И поставил одну из фигур на пол. Это была небольшая женщина, сидящая по-турецки, шея длинная-длинная, маленький бюст, а ножищи очень толстые, непропорционально развитые ноги.

– Ранний период, – сказал Яцек и покашлял в кулак.

Может быть, раньше это была сравнительно приличная скульптура, но, пройдя через разные яцековские периоды, стала она темной, пятнистой и в трещинах.

Яцек очень волновался. Он ходил вокруг фигуры и вздыхал.

– Да-а, – сказал я. – Продашь ее, как же.

– Знаешь, – шепнул мне Яцек в волнении, – это шикарная вещь.



– Так она же вся в трещинах.

– Миша, что ты говоришь? Ведь это же от холода. В тепле она согреется, и трещин не будет.

– А почему шея такая длинная?

– Ну, знаешь, – взревел он. – Уж от тебя я этого не ожидал!

– Тише, Яцек, дорогой, – сказал я. – Не кричи на меня. Я, может, больше тебя заинтересован, чтоб продать, но трещины…

– Я их сейчас замажу! – закричал он и вмиг замазал эти трещины.

Ладно, мы пошли. Завернули эти фигурки в старые номера «Советской культуры» и направились на улицу.

Мы направились во Фрунзенский район, как в наиболее культурный район столицы. Густота интеллигенции в этом районе необычайна. Говорят, что на его территории проживает до двухсот тысяч одних доцентов.

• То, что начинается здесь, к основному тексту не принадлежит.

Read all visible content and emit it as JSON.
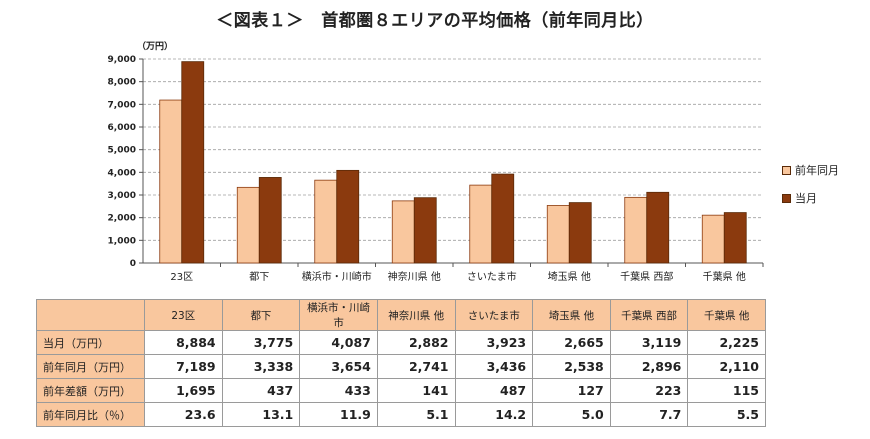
{
  "title": "＜図表１＞　首都圏８エリアの平均価格（前年同月比）",
  "colors": {
    "prev": "#f9c79e",
    "curr": "#8b3a0e",
    "grid": "#a0a0a0",
    "header": "#f9c79e"
  },
  "chart_data": {
    "type": "bar",
    "unit_label": "（万円）",
    "categories": [
      "23区",
      "都下",
      "横浜市・川崎市",
      "神奈川県 他",
      "さいたま市",
      "埼玉県 他",
      "千葉県 西部",
      "千葉県 他"
    ],
    "series": [
      {
        "name": "前年同月",
        "values": [
          7189,
          3338,
          3654,
          2741,
          3436,
          2538,
          2896,
          2110
        ]
      },
      {
        "name": "当月",
        "values": [
          8884,
          3775,
          4087,
          2882,
          3923,
          2665,
          3119,
          2225
        ]
      }
    ],
    "yticks": [
      "0",
      "1,000",
      "2,000",
      "3,000",
      "4,000",
      "5,000",
      "6,000",
      "7,000",
      "8,000",
      "9,000"
    ],
    "ylim": [
      0,
      9000
    ],
    "grid": true,
    "legend_position": "right"
  },
  "table": {
    "headers": [
      "",
      "23区",
      "都下",
      "横浜市・川崎市",
      "神奈川県 他",
      "さいたま市",
      "埼玉県 他",
      "千葉県 西部",
      "千葉県 他"
    ],
    "rows": [
      {
        "label": "当月（万円）",
        "values": [
          "8,884",
          "3,775",
          "4,087",
          "2,882",
          "3,923",
          "2,665",
          "3,119",
          "2,225"
        ]
      },
      {
        "label": "前年同月（万円）",
        "values": [
          "7,189",
          "3,338",
          "3,654",
          "2,741",
          "3,436",
          "2,538",
          "2,896",
          "2,110"
        ]
      },
      {
        "label": "前年差額（万円）",
        "values": [
          "1,695",
          "437",
          "433",
          "141",
          "487",
          "127",
          "223",
          "115"
        ]
      },
      {
        "label": "前年同月比（％）",
        "values": [
          "23.6",
          "13.1",
          "11.9",
          "5.1",
          "14.2",
          "5.0",
          "7.7",
          "5.5"
        ]
      }
    ]
  }
}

В общем, так: по лунным тихим переулкам, минуя шумные магистрали, по проходным дворам, известным мне с детства, а также по работе в кино, под взглядами теплых окон интеллигентских жилищ, торопливыми шагами мимо милиции, фу…

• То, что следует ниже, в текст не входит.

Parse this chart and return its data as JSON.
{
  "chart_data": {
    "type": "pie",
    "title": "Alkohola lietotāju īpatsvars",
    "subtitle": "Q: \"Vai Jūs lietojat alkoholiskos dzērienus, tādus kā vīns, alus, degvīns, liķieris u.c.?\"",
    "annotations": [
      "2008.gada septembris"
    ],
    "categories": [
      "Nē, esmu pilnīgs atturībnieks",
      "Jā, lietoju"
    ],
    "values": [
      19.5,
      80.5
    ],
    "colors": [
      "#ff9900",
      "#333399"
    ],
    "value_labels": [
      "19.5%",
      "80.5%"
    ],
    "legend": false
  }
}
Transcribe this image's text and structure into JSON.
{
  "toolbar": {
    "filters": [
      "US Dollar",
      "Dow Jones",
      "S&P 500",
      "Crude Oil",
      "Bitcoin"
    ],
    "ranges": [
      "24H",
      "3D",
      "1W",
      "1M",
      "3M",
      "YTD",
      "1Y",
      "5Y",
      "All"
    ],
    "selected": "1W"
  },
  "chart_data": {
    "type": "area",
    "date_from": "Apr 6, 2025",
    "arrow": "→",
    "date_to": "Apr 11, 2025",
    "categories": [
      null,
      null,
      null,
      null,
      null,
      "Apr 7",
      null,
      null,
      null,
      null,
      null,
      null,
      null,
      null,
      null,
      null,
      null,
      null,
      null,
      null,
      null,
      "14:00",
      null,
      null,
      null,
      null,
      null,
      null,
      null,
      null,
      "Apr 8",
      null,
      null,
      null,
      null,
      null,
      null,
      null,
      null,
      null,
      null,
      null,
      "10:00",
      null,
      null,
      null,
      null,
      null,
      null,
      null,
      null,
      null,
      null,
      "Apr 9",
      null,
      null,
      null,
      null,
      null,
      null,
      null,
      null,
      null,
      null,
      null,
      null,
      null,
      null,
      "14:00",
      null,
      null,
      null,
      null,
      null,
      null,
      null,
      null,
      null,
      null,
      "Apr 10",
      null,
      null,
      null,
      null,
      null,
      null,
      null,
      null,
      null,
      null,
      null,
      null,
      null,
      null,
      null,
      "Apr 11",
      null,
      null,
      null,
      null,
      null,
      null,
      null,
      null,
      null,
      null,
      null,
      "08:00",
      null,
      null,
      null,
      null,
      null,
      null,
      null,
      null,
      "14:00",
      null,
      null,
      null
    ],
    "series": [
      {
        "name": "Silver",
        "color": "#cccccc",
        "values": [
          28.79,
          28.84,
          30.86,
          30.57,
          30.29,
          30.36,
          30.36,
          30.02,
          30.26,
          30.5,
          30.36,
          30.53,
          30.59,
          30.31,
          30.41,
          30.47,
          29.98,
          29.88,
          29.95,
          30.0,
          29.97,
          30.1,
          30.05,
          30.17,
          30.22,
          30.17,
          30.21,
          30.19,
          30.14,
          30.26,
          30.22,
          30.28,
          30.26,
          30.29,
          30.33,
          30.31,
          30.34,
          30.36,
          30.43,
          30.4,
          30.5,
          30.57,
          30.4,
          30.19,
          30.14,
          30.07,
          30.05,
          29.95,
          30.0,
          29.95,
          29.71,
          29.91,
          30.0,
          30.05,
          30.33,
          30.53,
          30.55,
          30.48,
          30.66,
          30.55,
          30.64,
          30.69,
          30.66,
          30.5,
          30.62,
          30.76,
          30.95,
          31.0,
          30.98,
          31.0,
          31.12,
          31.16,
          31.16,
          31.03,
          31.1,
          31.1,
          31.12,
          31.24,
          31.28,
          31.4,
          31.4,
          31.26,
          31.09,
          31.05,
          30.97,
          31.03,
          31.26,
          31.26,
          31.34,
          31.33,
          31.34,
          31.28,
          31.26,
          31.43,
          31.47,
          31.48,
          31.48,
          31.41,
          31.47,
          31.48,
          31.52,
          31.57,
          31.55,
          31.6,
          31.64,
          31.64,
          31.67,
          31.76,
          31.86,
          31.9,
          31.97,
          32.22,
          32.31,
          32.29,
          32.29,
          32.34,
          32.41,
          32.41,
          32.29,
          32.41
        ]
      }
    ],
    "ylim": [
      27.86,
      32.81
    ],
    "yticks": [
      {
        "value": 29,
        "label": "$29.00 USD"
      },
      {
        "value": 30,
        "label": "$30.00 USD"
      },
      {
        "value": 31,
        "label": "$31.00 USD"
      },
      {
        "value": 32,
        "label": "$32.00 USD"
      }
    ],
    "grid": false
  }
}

Как-то так получилось, что в ваянии до того времени я еще не разобрался. В музыке я понимал кое-что, умел отличить адажио от скерцо, в живописи – масло от гуаши, а в скульптуре для меня что глина, что алебастр – все было одно. Только знал я, что Яцек – великий человек.

– Произведение выдающегося скульптора, реэмигранта из Западной Боливии. Использованы мотивы местных перуанских инков, – сказал я отставному интенданту, каптенармусу, крысолову, Букашкину-Таракашкину, ехидному старичку. – Импорт, – сказал я ему. – Не желаете? За пятерку отдам.

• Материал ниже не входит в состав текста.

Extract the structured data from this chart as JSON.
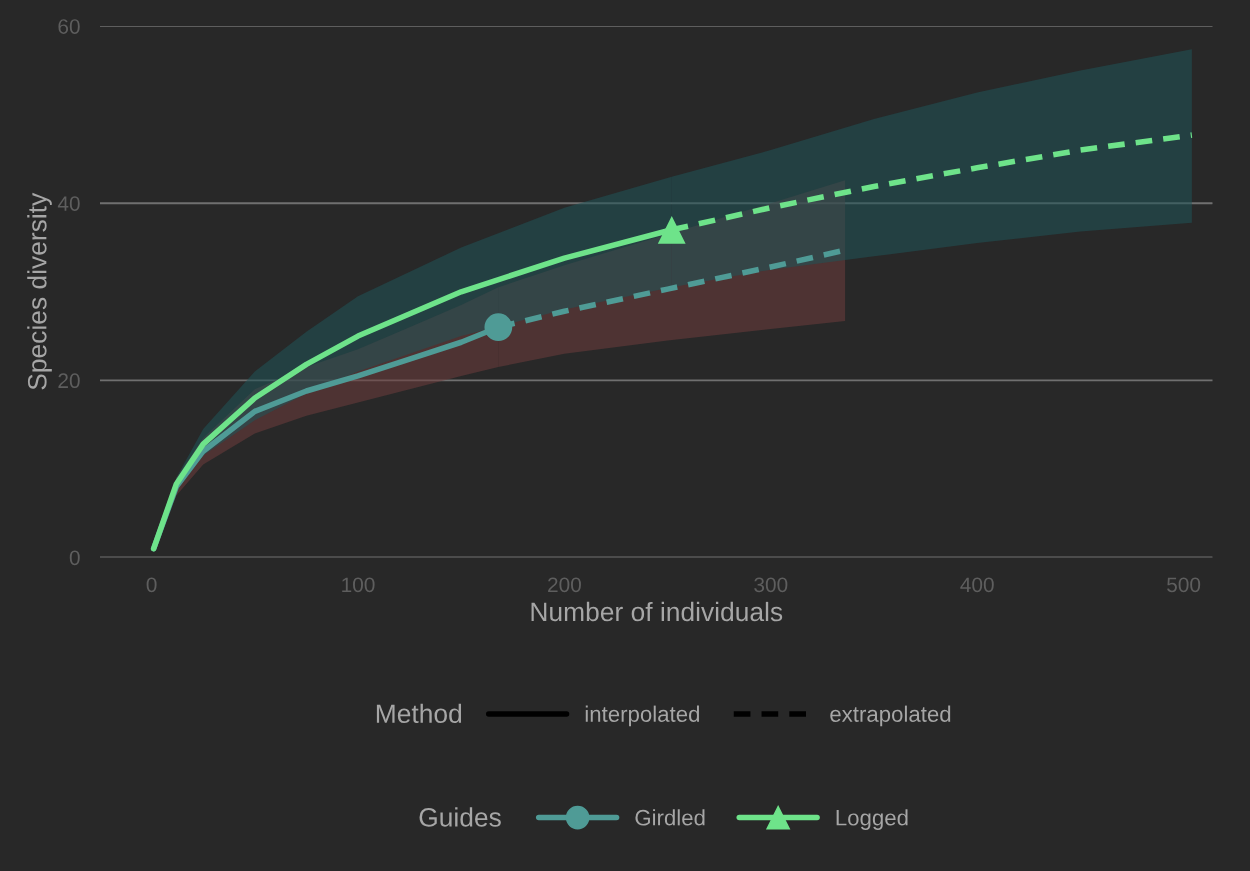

Таракан Тараканович поставил женщину с замазанными трещинами на коврик в своей прихожей, поползал вокруг и сказал:

– Похоже на раннего Войцеховского.

– Яцек! – закричал я, выбежал на лестницу, стащил вниз своего друга и показал ему в открытую дверь на ползающего старичка.

– Куда ты меня привел, Миша, – слабо пролепетал Яцек, – это же академик Никаноров.

Да, попали мы на академика, как раз по изобразительному искусству. И вот академик Никаноров накидывает пальтишко и требует его в студию свезти.

В студии Яцек стал ворочать своих каменных ребят, а я ему помогал, а академик Никаноров сидел на помосте в кресле, как король Лир.

– Давно я к вам собирался, – говорил он, – давно. Очень давно. Ох, давно. Давным-давно.

Он восхищенно подмигивал мне и тайком любовно кивал на Яцека, а у меня сердце прямо кипело от гордости.

– Это все старые вещи, – сказал Яцек и снял с головы каракуль. – Я уже год не работаю.

– Почему же вы не работаете? – спросил академик Никаноров.

– А вот не хочу и не работаю, – ответил Яцек, положил локоть на голову одному своему мужику и стал смотреть в потолок.

Академик Никаноров восхищенно затряс головой, подмигивая мне.

– А самодисциплина, Войцеховский, а? – строго вдруг сказал он.

– Мало ли что, – сказал Яцек. – Не хочу – не работаю, захочу – заработаю. Хоть завтра.

– Какая луна нынче синяя, – сказал академик Никаноров, глянув в окно.